Pressdee, Benstead, and Conlon emphasise the critical need to establish “sustainable practices across the entire supply chain” and commend the European Commission for proposing an “extended producer responsibility (EPR)” for textiles in the EU. This initiative “aims to provide suitable incentives to motivate producers to design products that have a reduced environmental impact at the end of their lifecycle.”
In contrast, they argue that in the UK, “addressing sustainability in the fashion industry has slipped from the political agenda.”
The academics from the University of Manchester contend that there has been a “disappointing lack of progress from the UK Government” subsequent to the House of Commons Environmental Audit Committee’s Fixing Fashion report in 2019.

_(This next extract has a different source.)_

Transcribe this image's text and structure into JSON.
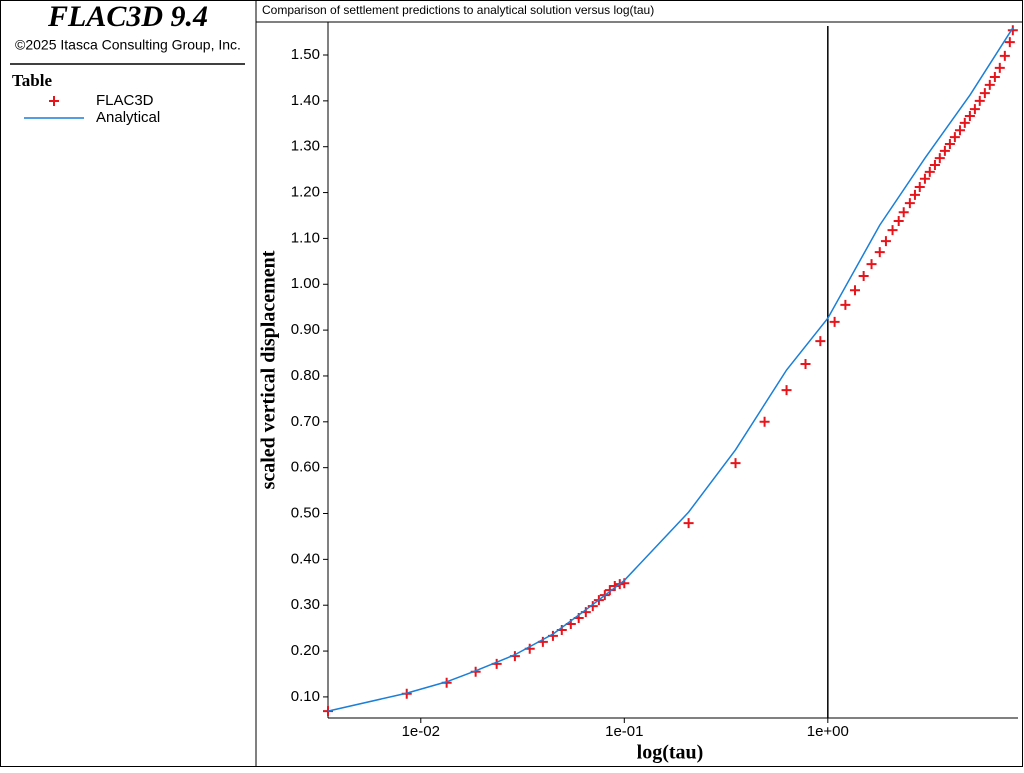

They continue: “This report included a call for the use of EPR as well as other important recommendations such as a ban on incinerating or landfilling unsold stock that can be reused or recycled and a tax system that shifts the balance of incentives in favour of reuse, repair and recycling to support responsible companies. We urge the Government to think again and drive forward the Committee’s recommendations in order to put sustainable fashion back on the political agenda.”
Pressdee, Benstead, and Conlon also criticise Ministers for discontinuing the standalone GCSE in textiles, which offered many young people the ability to mend clothing like football kits instead of discarding them.
They write: “We are therefore calling on the Government to reintroduce textiles as part of the school curriculum to engage young people in sustainable materials and equip them with the basic skills required to repair clothes.”
The University of Manchester has launched a new initiative focused on combatting the impact of textile waste in the football industry. This involves providing workshops dedicated to transforming surplus football shirts into unique reusable tote bags, while educating local communities about the environmental consequences of textile waste and ways to prolong the lifespan of garments. The initiative seeks to offer an enjoyable, responsible method to keep kits in circulation while highlighting the issue.